Olho para estes amigos da foto e hoje, no dia da final, conto algo de cada um destes. Faltou o Roque Ferreira, que certamente neste dia, se vivo fosse estaria conosco. O Gilberto Truijo é destes que marco e busco e devolvo no portão de sua casa. Marcamos antes, compro os ingressos lá na banca do Adilson Chamorro e seguimos e permanecemos juntos. Essa rotina faz parte de nossas vidas e só foi quebrada agora neste campeonato, justamente por ter sido obrigado em permanecer em casa, justamente no final do campeonato, causado por virose e suspeita de covid. Não quiz colocar o amigo em risco e fiquei ouvindo o jogo pelo Jornada Esportiva, equipe do Rafael Antonio, um que se desdobra para continuar narrando futebol com dignidade, o que pouco se vê hoje na outra rádio, a Velha Klan, que transmite futebol como o faz com política, de forma desprezível. Truijo é perceirão, assim como o Aurélio Alonso, jornalista de uma cepa inquebrantável, que conheci mais de perto no estádio, mais de uma década atrás e fomos juntando empatia, nos tornando amigos também fora do campo. São longas conversas, pelas redes sociais e desabafos mais intimistas, no reservado das redes. Como gostamos de convivência em bares, vez ou outra estamos nuns deles a prosear sobre futebol e política. Cláudio Lago é outro, o presidente do PT é hoje um dos mais próximos amigos, confidente e como o assunto entre nós nunca se encerra, o prolongamos e criamos novos lugares e ambientes para poder ir prolongando o papo. O campo do Noroeste é só mais um lugar. Ou ele passa em casa ou eu passo na dele e seguimos juntos. No último jogo por lá o vi comprando uma camiseta nova na loja do Noroeste, neste dia da foto e só foi usá-la no seguinte, um que já não pude ir. E ele também não foi, o que me colocou a matutar: será que só vai ao campo quando o convido?
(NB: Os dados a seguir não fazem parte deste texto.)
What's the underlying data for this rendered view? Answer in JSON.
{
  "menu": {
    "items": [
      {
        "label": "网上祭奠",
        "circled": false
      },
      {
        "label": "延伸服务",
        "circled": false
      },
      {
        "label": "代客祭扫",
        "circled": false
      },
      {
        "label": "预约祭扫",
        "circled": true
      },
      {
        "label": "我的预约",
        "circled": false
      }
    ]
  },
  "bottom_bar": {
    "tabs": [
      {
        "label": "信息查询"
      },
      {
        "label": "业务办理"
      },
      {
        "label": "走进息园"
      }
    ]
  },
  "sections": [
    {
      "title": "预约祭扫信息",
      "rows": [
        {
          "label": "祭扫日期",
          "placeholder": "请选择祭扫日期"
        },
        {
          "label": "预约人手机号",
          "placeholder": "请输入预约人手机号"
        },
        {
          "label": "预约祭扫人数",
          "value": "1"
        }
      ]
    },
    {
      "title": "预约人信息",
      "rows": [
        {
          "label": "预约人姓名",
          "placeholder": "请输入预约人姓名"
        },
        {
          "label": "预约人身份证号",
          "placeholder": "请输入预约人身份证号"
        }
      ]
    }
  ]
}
Esses todos são do meu time, o da boa prosa e noroestinos. Aurélio nem bauruense é, mas se o convidar para ir ver um jogo do seu Santacruzense, que neste ano, na Bezinha, a A4, só perde, bem possível irmos, mesmo tendo que rodar 100 kms. Já pensamos em ir, agora que o campeonato da AIII terminou em prestigiar o XV de Jaú num domingo pela manhã ou mesmo o Novorizontino na B do Brasileiro, em 150 km de distância. Imagina ver um Vasco, um Grêmio, um Cruzeiro ou Sport por lá? Somos loucos o suficiente para irmos nessa e em outras juntos. Essa turma aqui da foto é dos que topam tudo, ou melhor, quase tudo. Ser noroestino é um estado de espírito, algo que nos aproxima e nos fortalece en quanto amigos. A gente não precisa de muitos motivos para voltar a se encontrar e o futebol é só mais um deles - o Fora Bolsonaro outro. Somos assim, pervertidos, pero no mutcho, rueiros e loucos para botar o bloco nas ruas. Hoje o Noroeste é o papo do dia. Nenhum de nós esteve em Ribeirão para presenciar o jogo decisivo, mas sei, todos torceram com o radinho plugado e na sequência, na Copa Paulista estaremos juntos novamente, enfim, a gente precisa estar sempre com um bom motivo para continuar se encontrando e o Noroeste é um dos melhores. Viva o Noroeste e essas possibilidades por ele proporcionadas e aqui revelados.